Wednesday, April 23, 2008

When Life Hands You Lemons...

In celebration of getting a new car last week, I thought I'd reflect on some of the automobiles I've owned in the past. The junkers, the clunkers, the barely rolling jalopies. Also, this month marks the 12th anniversary of the time I almost killed a man on a motorcycle. Attempted vehicular manslaughter, thankfully, is not a chargeable offense.

1985 Pontiac Grand Am: The first. Blue, with rust trim. In 1996, I was 17 and would have driven a golf cart if it would've gotten me out of the house. But six months after I got my license I plowed through a motorcycle and nearly killed the rider.
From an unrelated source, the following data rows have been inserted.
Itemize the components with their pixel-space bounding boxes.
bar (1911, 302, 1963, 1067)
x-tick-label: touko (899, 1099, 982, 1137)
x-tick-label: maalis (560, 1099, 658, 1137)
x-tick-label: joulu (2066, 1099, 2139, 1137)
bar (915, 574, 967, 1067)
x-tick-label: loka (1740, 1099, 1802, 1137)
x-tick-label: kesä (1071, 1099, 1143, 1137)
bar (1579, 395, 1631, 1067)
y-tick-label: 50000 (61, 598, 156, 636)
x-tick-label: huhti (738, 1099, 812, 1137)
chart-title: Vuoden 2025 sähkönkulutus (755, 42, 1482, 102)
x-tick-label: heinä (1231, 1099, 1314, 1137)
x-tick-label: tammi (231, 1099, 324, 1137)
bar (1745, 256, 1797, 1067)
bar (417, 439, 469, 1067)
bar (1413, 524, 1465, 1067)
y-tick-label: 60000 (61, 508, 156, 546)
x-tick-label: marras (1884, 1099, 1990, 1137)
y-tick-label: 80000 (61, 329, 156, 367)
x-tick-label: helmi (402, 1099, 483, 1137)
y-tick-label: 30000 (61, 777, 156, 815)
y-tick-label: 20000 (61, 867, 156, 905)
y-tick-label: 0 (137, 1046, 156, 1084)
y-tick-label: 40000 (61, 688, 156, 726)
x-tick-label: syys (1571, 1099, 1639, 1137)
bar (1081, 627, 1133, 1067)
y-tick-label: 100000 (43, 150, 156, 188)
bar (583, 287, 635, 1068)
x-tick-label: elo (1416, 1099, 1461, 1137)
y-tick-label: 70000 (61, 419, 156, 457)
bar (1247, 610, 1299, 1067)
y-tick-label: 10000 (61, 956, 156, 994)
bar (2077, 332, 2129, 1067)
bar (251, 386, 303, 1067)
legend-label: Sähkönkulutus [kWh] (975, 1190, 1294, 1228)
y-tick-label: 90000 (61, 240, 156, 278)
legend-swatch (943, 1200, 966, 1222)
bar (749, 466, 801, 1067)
Miraculously, my car got the worst of it. Sans bumper, I continued to drive it with the replaced fenders painted only with primer black. With the rear of the car still undamaged and blue, it looked like a rolling contusion. Yeah, I was that guy in high school.

1992 Isuzu Pickup: The 1992 Isuzu truck didn't even have a model name. Just Pickup. The name says it all. Manual shift, no AC, no power windows, no power steering. Terrible for picking up girls to take to the movies. Great for picking up Mexican laborers and taking them to job sites.

1994 Nissan Sentra: 180,000 miles, cigarette burns in the cloth seats, leaky sunroof, screechy serpantine belt, spotty heating, touch-and-go brakes, smelled like fish. But it had a killer sound system and skull chromies on the tire valves. Far and away my favorite. Sold it to a friend who still owned it up until recently.

1994 Buick Regal: I drove this when I moved to Detroit for one simple reason: No criminal with any self-respect would attempt to carjack it. I sold this car in 2003 for 200 bucks. The buyer's check bounced. All in all I netted 90 dollars.

But when I got married, my wife, at the time an accountant at Ford Motor Co., she got the employee discount, so I was spoiled to the tune of three new cars in the next five years. Nice perk. But now she works at a company that makes large industrial diesel engines. So unless I want to drive a school bus or a power generator to work, I needed to dive back into the used car markets.

Once again, here's a poem.

My old lease was up and I needed a car.
To find a used dealer, you don't have to go far.
A Chrysler or Chevy, a Toyota or Ford;
Maybe a Volvo, or a Honda Accord.

I pulled into the lot just a little bit skeptical,
The balloons, banners and music made quite a spectacle.
A salesman approached in his tie and short sleeves,
But these types of slicksters are my biggest pet peeves.

With a wide toothy grin he extended his hand.
"We've got great selections of every brand!
We've got all kinds of cars, both brand new and used.
I can even help you out if your credit is bruised."

"I know you're busy, and I don't mean to trouble you,
But someone just traded in a red BMW.
It's certified pre-owned and has been driven quite gently.
I also have a Benz and a second-hand Bentley."

I reply, "I do not want anything with that kind of flash.
The insurance alone would eat up my cash.
And I don't respond well to your sales hocus pocus;
How about something more sensible - a Dodge or a Focus?"

He says "What if I told you I'd make you a deal
On an all-wheel drive Infiniti automobile?
You could leave here today seated behind the wheel
I would not pass it up. It's considered a steal."

"It's a silver sedan with a charcoal interior,
Very budget-friendly, and looks quite superior.
Anti-lock brakes and a sporty suspension.
And too many features to remember to mention."

"We have the best financing in all of the town -
Our low APR will make you jump up and down.
How about we do business and sign all the papers?
I'll even throw in some floor mats and extra ice scrapers."

He offered me coffee, water or Coke.
"You're a lawyer, you say? Well here's a good joke:
How many attorneys do you think it would take..."
I say "Stop right there, you're making a mistake."

"You see, you and me, we're like kindred spirits -
People make fun, but we don't like to hear it.
The lawyer and salesman are destested and hated.
And so it is our professions are fated."

"But when we team up at least we can be civil,
And not stoop to all of this stereotypical drivel.
So let's make a pact and vow to play nice.
And then we can start to haggle over price."

"And oh by the way, the correct answer is 'two'.
One to screw in the bulb and the other to sue."

1 comments:

Alice said...

My first vehicle was also a 1985 Grand Am,
The last time I rode in it, there was a big slam.
As I slid across 4 lanes of traffic that day;
I wondered what my mom and dad would have to say.

A few minutes later, EMTs came to my rescue,
I tried to be brave, but all my senses were askew.
Thankfully only the vehicles were injured - especially his vette,
And personal injury lawyers weren't on TV just yet.